On peut se persuader que son terroir est immense et que son vin est fantastique, si on reste dans le fond de sa cave à s’en auto-persuader, il est évident qu’on ne fera pas du vin très longtemps. Pour pérenniser, il faut vendre et il faut donc pousser des portes : accepter même si son terroir est immense et que son vin est fantastique que l’on doive frapper à quinze pour qu’une s’entrouvre et qu’on a intérêt à mettre le pied dans l’entrebâillement le plus délicatement possible sous peine de se la prendre dans le nez.
Si LPV a aidé au démarrage, si le réseau tissé depuis tant d’années a été facilitateur, 2022 a montré qu’il n’était pas suffisant et que personne n’avait réellement besoin de Clos Veličane mais qu’en revanche, Clos Veličane avait besoin du plus possible. C’est donc des démarches, du temps passé, des discussions, des rencontres, des explications à donner, provoquer, susciter : de ce point de vue, 2022 a été une année cruciale, que je ne pouvais pas me permettre de rater et tous ces efforts ont été récompensés : le vin commence à être distribué en Slovénie, ce qui était pour moi essentiel, il est à la carte de deux restaurants étoilés (Ljubljana et Kranj), il est référencé chez des cavistes en France, vendu sur Internet (Vignalis) en France et bientôt en Suisse (CAVE SA), et possède une solide et fidèle clientèle particulière grâce à LPV. Cette aventure suisse m’a confronté aux réalités douanières de façon assez douloureuse et stressante, mais finalement ce que l’on retient, c’est ce beau succès, voire cet honneur pour mes vins. (la palette bloquée à la frontière pendant près de 3 semaines pour des raisons administratives : peu de sommeil pendant cette période !)

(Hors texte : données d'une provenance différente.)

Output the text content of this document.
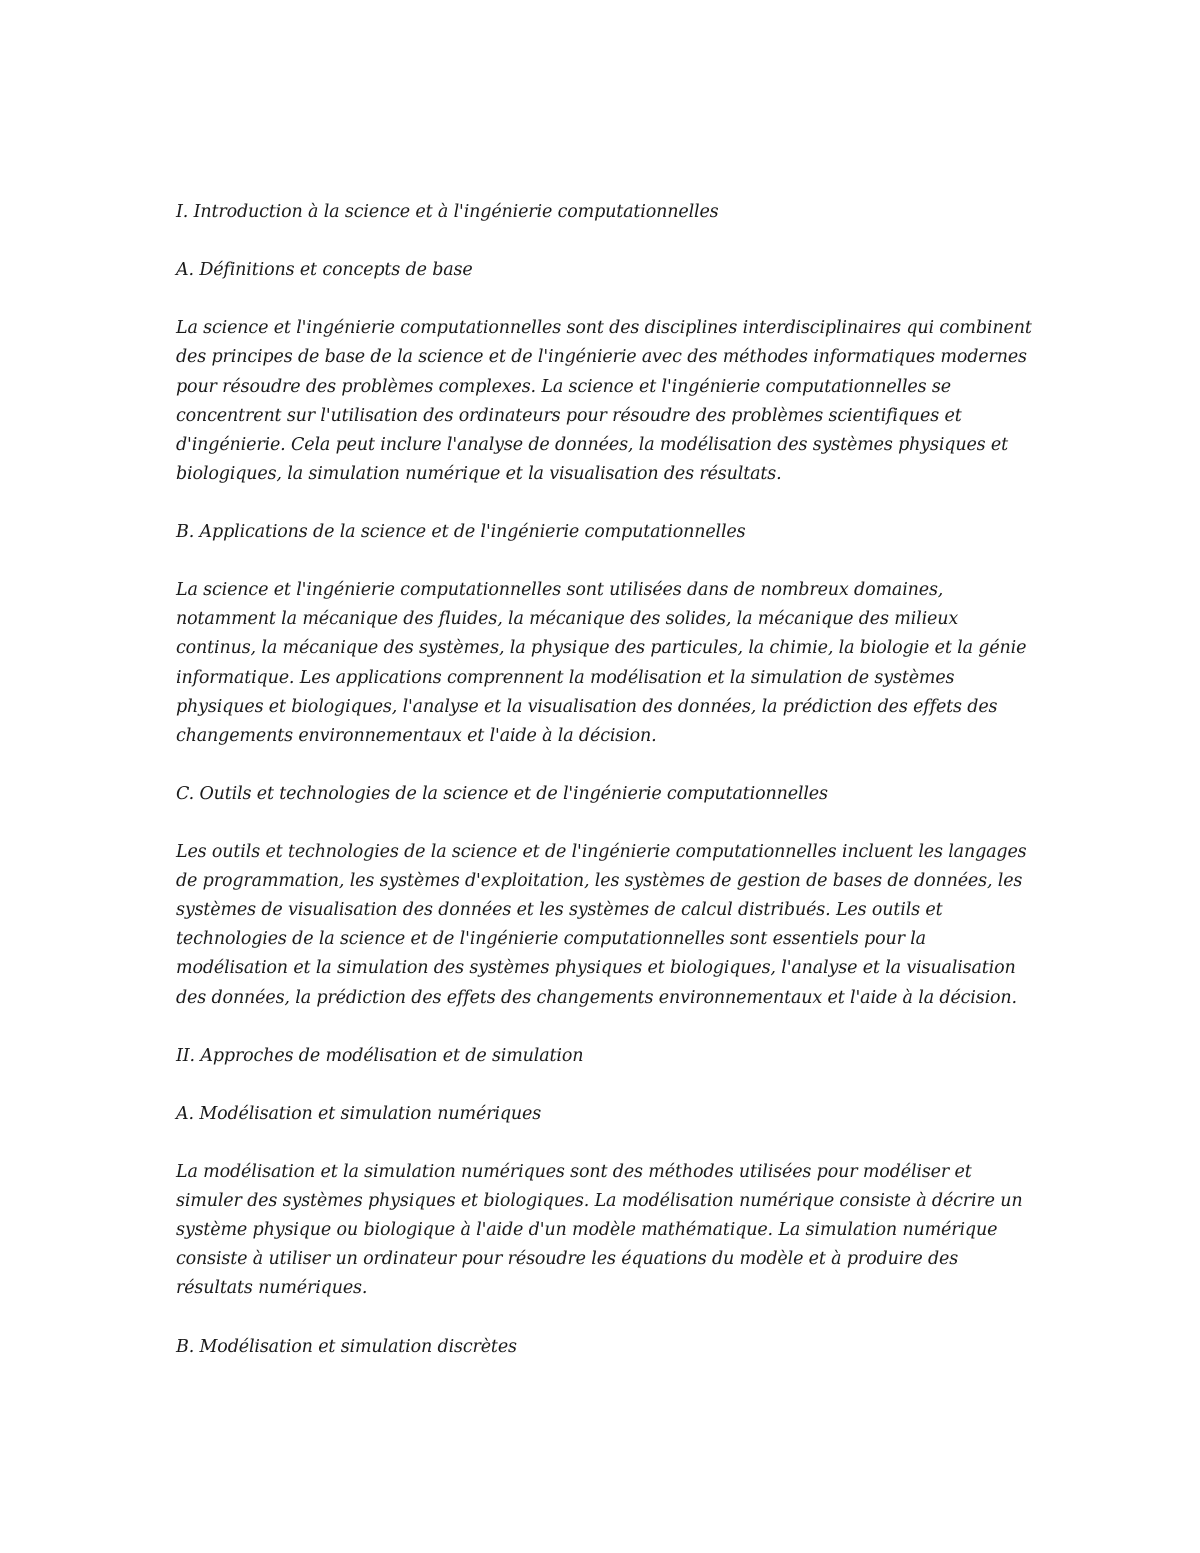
I. Introduction à la science et à l'ingénierie computationnelles

A. Définitions et concepts de base

La science et l'ingénierie computationnelles sont des disciplines interdisciplinaires qui combinent des principes de base de la science et de l'ingénierie avec des méthodes informatiques modernes pour résoudre des problèmes complexes. La science et l'ingénierie computationnelles se concentrent sur l'utilisation des ordinateurs pour résoudre des problèmes scientifiques et d'ingénierie. Cela peut inclure l'analyse de données, la modélisation des systèmes physiques et biologiques, la simulation numérique et la visualisation des résultats.

B. Applications de la science et de l'ingénierie computationnelles

La science et l'ingénierie computationnelles sont utilisées dans de nombreux domaines, notamment la mécanique des fluides, la mécanique des solides, la mécanique des milieux continus, la mécanique des systèmes, la physique des particules, la chimie, la biologie et la génie informatique. Les applications comprennent la modélisation et la simulation de systèmes physiques et biologiques, l'analyse et la visualisation des données, la prédiction des effets des changements environnementaux et l'aide à la décision.

C. Outils et technologies de la science et de l'ingénierie computationnelles

Les outils et technologies de la science et de l'ingénierie computationnelles incluent les langages de programmation, les systèmes d'exploitation, les systèmes de gestion de bases de données, les systèmes de visualisation des données et les systèmes de calcul distribués. Les outils et technologies de la science et de l'ingénierie computationnelles sont essentiels pour la modélisation et la simulation des systèmes physiques et biologiques, l'analyse et la visualisation des données, la prédiction des effets des changements environnementaux et l'aide à la décision.

II. Approches de modélisation et de simulation

A. Modélisation et simulation numériques

La modélisation et la simulation numériques sont des méthodes utilisées pour modéliser et simuler des systèmes physiques et biologiques. La modélisation numérique consiste à décrire un système physique ou biologique à l'aide d'un modèle mathématique. La simulation numérique consiste à utiliser un ordinateur pour résoudre les équations du modèle et à produire des résultats numériques.

B. Modélisation et simulation discrètes
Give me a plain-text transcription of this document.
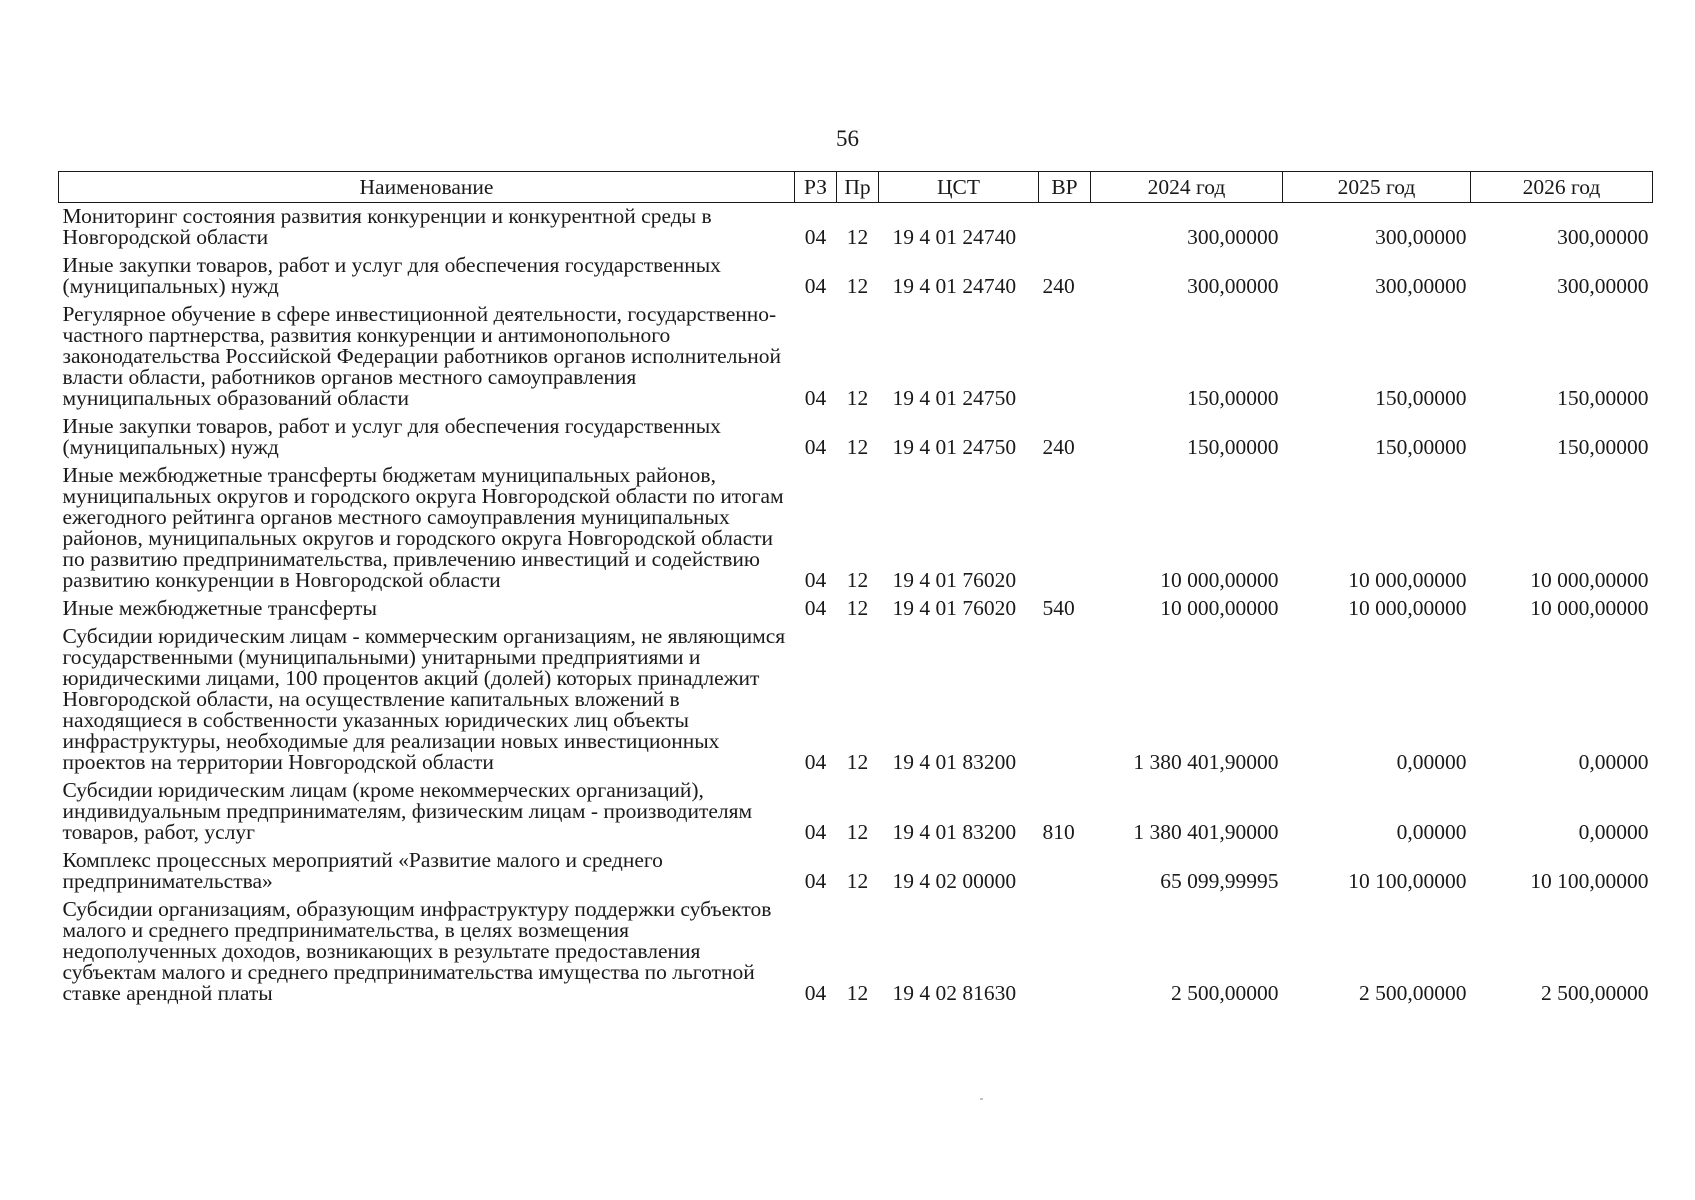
56
Наименование	РЗ	Пр	ЦСТ	ВР	2024 год	2025 год	2026 год
Мониторинг состояния развития конкуренции и конкурентной среды в Новгородской области	04	12	19 4 01 24740		300,00000	300,00000	300,00000
Иные закупки товаров, работ и услуг для обеспечения государственных (муниципальных) нужд	04	12	19 4 01 24740	240	300,00000	300,00000	300,00000
Регулярное обучение в сфере инвестиционной деятельности, государственно-частного партнерства, развития конкуренции и антимонопольного законодательства Российской Федерации работников органов исполнительной власти области, работников органов местного самоуправления муниципальных образований области	04	12	19 4 01 24750		150,00000	150,00000	150,00000
Иные закупки товаров, работ и услуг для обеспечения государственных (муниципальных) нужд	04	12	19 4 01 24750	240	150,00000	150,00000	150,00000
Иные межбюджетные трансферты бюджетам муниципальных районов, муниципальных округов и городского округа Новгородской области по итогам ежегодного рейтинга органов местного самоуправления муниципальных районов, муниципальных округов и городского округа Новгородской области по развитию предпринимательства, привлечению инвестиций и содействию развитию конкуренции в Новгородской области	04	12	19 4 01 76020		10 000,00000	10 000,00000	10 000,00000
Иные межбюджетные трансферты	04	12	19 4 01 76020	540	10 000,00000	10 000,00000	10 000,00000
Субсидии юридическим лицам - коммерческим организациям, не являющимся государственными (муниципальными) унитарными предприятиями и юридическими лицами, 100 процентов акций (долей) которых принадлежит Новгородской области, на осуществление капитальных вложений в находящиеся в собственности указанных юридических лиц объекты инфраструктуры, необходимые для реализации новых инвестиционных проектов на территории Новгородской области	04	12	19 4 01 83200		1 380 401,90000	0,00000	0,00000
Субсидии юридическим лицам (кроме некоммерческих организаций), индивидуальным предпринимателям, физическим лицам - производителям товаров, работ, услуг	04	12	19 4 01 83200	810	1 380 401,90000	0,00000	0,00000
Комплекс процессных мероприятий «Развитие малого и среднего предпринимательства»	04	12	19 4 02 00000		65 099,99995	10 100,00000	10 100,00000
Субсидии организациям, образующим инфраструктуру поддержки субъектов малого и среднего предпринимательства, в целях возмещения недополученных доходов, возникающих в результате предоставления субъектам малого и среднего предпринимательства имущества по льготной ставке арендной платы	04	12	19 4 02 81630		2 500,00000	2 500,00000	2 500,00000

Je n’ai aujourd’hui plus rien à vendre, il y a plus de demande que d’offre et cela a permis ce que je souhaitais : laisser le vin plus longtemps en cave avant d’être proposé à la vente. Le millésime 2021 sera donc celui proposé en 2023, à partir du printemps : et mes vins montrent bien que c’est essentiel pour qu’on les apprécie pour ce qu’ils sont. A ce sujet, je viens de regoûter le riesling 2019 au sujet duquel la plupart des dégustateurs ne devinaient le cépage il y a un an : je suis certain que personne ne trouverait pas le riesling aujourd’hui ! Je vois bien comme le riesling 2018 si difficile à sa naissance se goûte de mieux en mieux aujourd’hui (et celui-là n’a pas finit de nous surprendre !). Les 2020 prennent le même chemin et du reste semblent rentrer dans une sorte de fermeture : sauf le pinot gris, qui lui, s’il est carafé la veille donne beaucoup de plaisir aujourd’hui.
Avec tout ce travail, ces bases posées, 2021 n’aura sans doute pas de mal à trouver preneurs et c’est sans conteste le meilleur millésime produit au Clos Veličane sur toutes les cuvées : elles seront au nombre de quatre : Renski Rizling, Sivi Pinot, Plešivica et Pozna Letina.
Jamais autant qu’en 2022, la gestion parfois et trop souvent lointaine du domaine n’aura été aussi problématique et jamais il n’a été aussi difficile d’imposer mes choix sans heurter : de la taille, à la conduite de la vigne, jusqu’aux choix en cave, il a fallu jongler avec les coutumes et us locaux, les susceptibilités, les incompréhensions pour arriver au bout de cette année sans compromettre les liens dont j’ai absolument besoin et c’est sans doute la cave qui se vide de son stock qui a été mon meilleur allié. C’est du management là où je ne m’attendais pas à le trouver : le pratiquant au quotidien dans mon autre vie, je saisis que là aussi, où il n’était question que de passion, la professionnalisation prend le pas (mais n’entame pas la passion pour autant).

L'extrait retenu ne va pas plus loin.